Giornata Sicurezza delle cure. FOFI: “Farmacisti punto di riferimento per la corretta gestione dei farmaci”

Giornata Sicurezza delle cure. FOFI: “Farmacisti punto di riferimento per la corretta gestione dei farmaci”

Giornata Sicurezza delle cure. FOFI: “Farmacisti punto di riferimento per la corretta gestione dei farmaci”
“Nell’attuale contesto sanitario - h sottolineato il presidente FOFI - caratterizzato da un numero crescente di pazienti cronici e di anziani multimorbidi sottoposti a regimi terapeutici complessi, il farmacista di comunità svolge un compito fondamentale di ricognizione e counseling sulla corretta assunzione dei medicinali, finalizzato a mettere il paziente e chi lo assiste nella condizione di gestire in maniera corretta la terapia prescritta”.

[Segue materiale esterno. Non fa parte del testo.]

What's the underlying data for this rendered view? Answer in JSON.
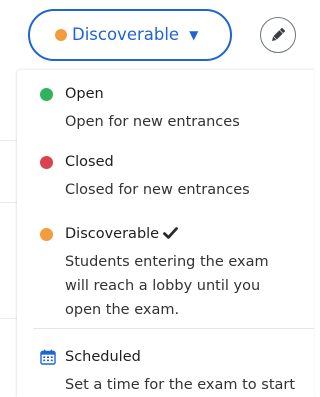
{
  "status_toggle": {
    "label": "Discoverable",
    "dot_color": "#f39c3c",
    "caret_icon": "caret-down-icon",
    "text_color": "#1f63d6",
    "border_color": "#1f63d6"
  },
  "edit_button": {
    "icon": "pencil-icon",
    "icon_color": "#3b3f44"
  },
  "menu": {
    "items": [
      {
        "title": "Open",
        "description": "Open for new entrances",
        "dot_color": "#2fb35d"
      },
      {
        "title": "Closed",
        "description": "Closed for new entrances",
        "dot_color": "#d9434e"
      },
      {
        "title": "Discoverable",
        "description": "Students entering the exam\nwill reach a lobby until you\nopen the exam.",
        "dot_color": "#f39c3c",
        "selected": true,
        "selected_icon": "checkmark-icon"
      },
      {
        "title": "Scheduled",
        "description": "Set a time for the exam to start",
        "icon": "calendar-icon",
        "icon_color": "#1f63d6"
      }
    ]
  }
}
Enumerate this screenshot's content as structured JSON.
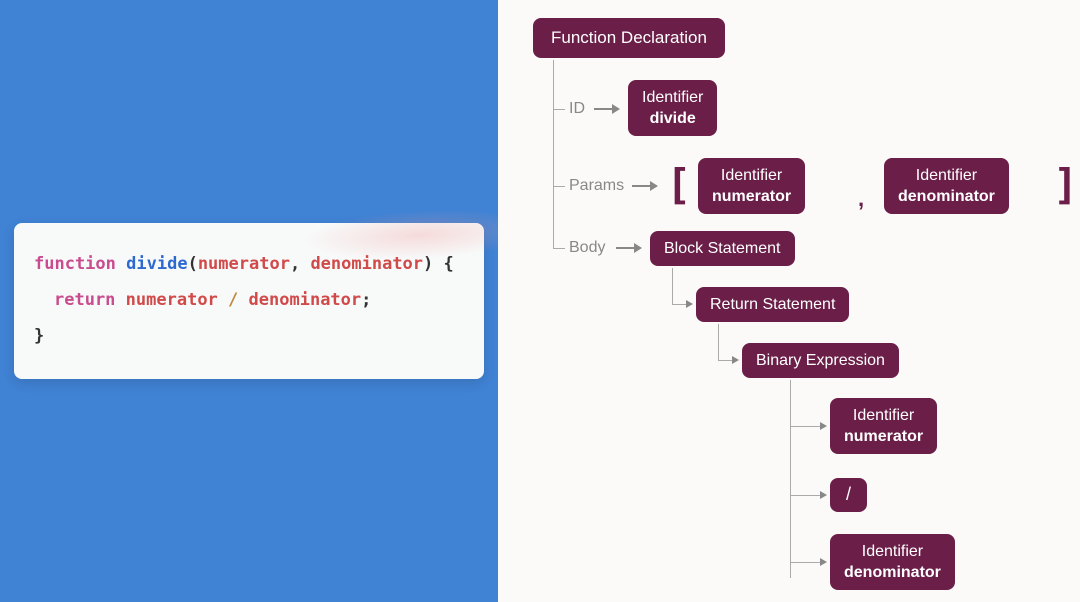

“La sicurezza delle cure è una parte fondante del diritto alla salute e, come tale, uno degli obiettivi primari del nostro SSN che coinvolge in prima persona il farmacista, tanto nell’ospedale quanto sul territorio. Al centro dell’attività quotidiana di tutta la professione – dalla preparazione alla distribuzione e controllo del farmaco, all’informazione al cittadino – c’è l’impegno per contenere i possibili rischi correlati alle terapie farmacologiche e promuovere un uso corretto dei medicinali da parte dei pazienti, contribuendo al tempo stesso agli obiettivi di sostenibilità economica”. Lo ha dichiarato Andrea Mandelli, presidente della Federazione degli Ordini dei Farmacisti Italiani (FOFI), ricordando l’importanza della sicurezza delle terapie farmacologiche, al centro della “Giornata nazionale per la sicurezza delle cure e della persona assistita” che si è celebrata sabato scorso su iniziativa dell’Organizzazione Mondiale della Sanità. 

“Nell’attuale contesto sanitario – aggiunge il presidente FOFI – caratterizzato da un numero crescente di pazienti cronici e di anziani multimorbidi sottoposti a regimi terapeutici complessi, il farmacista di comunità svolge un compito fondamentale di ricognizione e counseling sulla corretta assunzione dei medicinali, finalizzato a mettere il paziente e chi lo assiste nella condizione di gestire in maniera corretta la terapia prescritta”.

“Il farmacista è spesso l’ultimo professionista della salute con cui entra in contatto il paziente prima dell’inizio del trattamento, rivestendo pertanto un ruolo di primo piano nell’educazione terapeutica, cui si affiancano le funzioni di monitoraggio dell’aderenza e dell’efficacia delle cure, e l’attività di farmacovigilanza, con particolare riguardo alle reazioni avverse, all’uso improprio e all’abuso dei farmaci. Un ruolo che il farmacista, sentinella dello stato di salute dei cittadini sul territorio, svolge in collaborazione con gli altri professionisti del SSN, anche grazie al supporto dei nuovi strumenti digitali, a partire dal Fascicolo Sanitario Elettronico”, conclude Mandelli.